Ext.ux.LoginDialog = function(config) {
config = Ext.apply(config || {}, {
overrideConfig: "MyValue"
}, {
defaultConfig: "DefaultValue"
});
};


That should apply your own overrides where they must be set to the values, and provide defaults where the use does not pass a value in.

But I think that exposes a flaw in Ext.apply.

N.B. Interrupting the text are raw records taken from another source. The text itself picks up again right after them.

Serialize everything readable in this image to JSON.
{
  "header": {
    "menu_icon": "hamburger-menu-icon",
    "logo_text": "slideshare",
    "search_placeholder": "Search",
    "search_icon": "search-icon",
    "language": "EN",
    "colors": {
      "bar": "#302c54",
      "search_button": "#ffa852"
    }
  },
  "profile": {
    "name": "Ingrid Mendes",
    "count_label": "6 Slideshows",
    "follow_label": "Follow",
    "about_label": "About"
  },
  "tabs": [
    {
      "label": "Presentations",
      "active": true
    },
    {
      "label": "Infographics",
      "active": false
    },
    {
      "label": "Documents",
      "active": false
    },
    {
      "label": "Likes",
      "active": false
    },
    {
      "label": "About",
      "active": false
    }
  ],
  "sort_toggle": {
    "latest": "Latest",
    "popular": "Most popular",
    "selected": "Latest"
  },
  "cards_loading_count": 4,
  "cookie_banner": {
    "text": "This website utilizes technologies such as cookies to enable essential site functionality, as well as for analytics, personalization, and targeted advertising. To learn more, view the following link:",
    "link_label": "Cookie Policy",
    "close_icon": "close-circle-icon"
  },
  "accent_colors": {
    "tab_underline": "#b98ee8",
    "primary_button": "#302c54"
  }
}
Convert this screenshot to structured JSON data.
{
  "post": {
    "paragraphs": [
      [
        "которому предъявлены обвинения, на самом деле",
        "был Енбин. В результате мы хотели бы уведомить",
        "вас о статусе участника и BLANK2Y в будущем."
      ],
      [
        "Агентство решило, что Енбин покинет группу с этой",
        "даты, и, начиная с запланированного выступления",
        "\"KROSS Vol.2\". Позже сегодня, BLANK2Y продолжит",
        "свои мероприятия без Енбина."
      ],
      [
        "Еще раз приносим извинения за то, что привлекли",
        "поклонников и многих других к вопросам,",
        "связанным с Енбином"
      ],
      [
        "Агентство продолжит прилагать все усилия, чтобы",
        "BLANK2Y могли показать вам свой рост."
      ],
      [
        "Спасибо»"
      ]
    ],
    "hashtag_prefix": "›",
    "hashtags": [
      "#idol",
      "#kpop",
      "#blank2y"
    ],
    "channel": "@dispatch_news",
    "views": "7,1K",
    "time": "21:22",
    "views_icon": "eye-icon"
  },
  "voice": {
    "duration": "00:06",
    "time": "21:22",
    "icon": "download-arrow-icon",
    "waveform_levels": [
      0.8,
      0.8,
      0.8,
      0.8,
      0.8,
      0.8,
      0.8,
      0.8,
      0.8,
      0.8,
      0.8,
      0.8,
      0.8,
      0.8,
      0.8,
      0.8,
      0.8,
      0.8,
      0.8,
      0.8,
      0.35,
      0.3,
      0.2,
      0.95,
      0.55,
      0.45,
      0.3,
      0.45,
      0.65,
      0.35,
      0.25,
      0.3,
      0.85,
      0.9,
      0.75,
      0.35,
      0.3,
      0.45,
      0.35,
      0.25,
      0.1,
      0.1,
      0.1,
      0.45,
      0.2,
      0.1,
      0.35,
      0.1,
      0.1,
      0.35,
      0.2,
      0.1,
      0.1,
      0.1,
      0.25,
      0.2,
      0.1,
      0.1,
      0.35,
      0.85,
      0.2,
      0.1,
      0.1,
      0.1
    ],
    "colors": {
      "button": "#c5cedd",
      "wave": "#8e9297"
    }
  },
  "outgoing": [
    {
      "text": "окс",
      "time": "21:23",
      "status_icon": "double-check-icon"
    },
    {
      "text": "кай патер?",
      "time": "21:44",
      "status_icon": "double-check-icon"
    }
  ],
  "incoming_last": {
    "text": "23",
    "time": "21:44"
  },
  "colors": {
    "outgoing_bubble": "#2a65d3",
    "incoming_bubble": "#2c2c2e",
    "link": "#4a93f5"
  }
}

Ext.apply = function(o, c, defaults){
if(defaults){
// no "this" reference for friendly out of scope calls
Ext.apply(o, defaults);
}
if(o && c && typeof c == 'object'){
for(var p in c){
o[p] = c[p];
}
}
return o;
};


The "defaults" are applied even if the value already exists in "o". That's not really defaulting.

It should surely be



Ext.apply = function(o, c, defaults){
if(o && c && typeof c == 'object'){
for(var p in c){
o[p] = c[p];
}
}
if(defaults){
// no "this" reference for friendly out of scope calls
Ext.applyIf(o, defaults);
}
return o;
};


Jack, is that right? I don't think it would break any implementations to change it to working like that, and it would be more useful in exactly the situation described at the top.

jack.slocum
28 Oct 2007, 5:02 PM
Defaults are for values not passed in config, not for values that already exist on the object. So setting them in a first pass is safe.

If you have a value already on the prototype, then that value IS the default and I wouldn't recommend using defaults. That will save the overhead of copying them every time as well.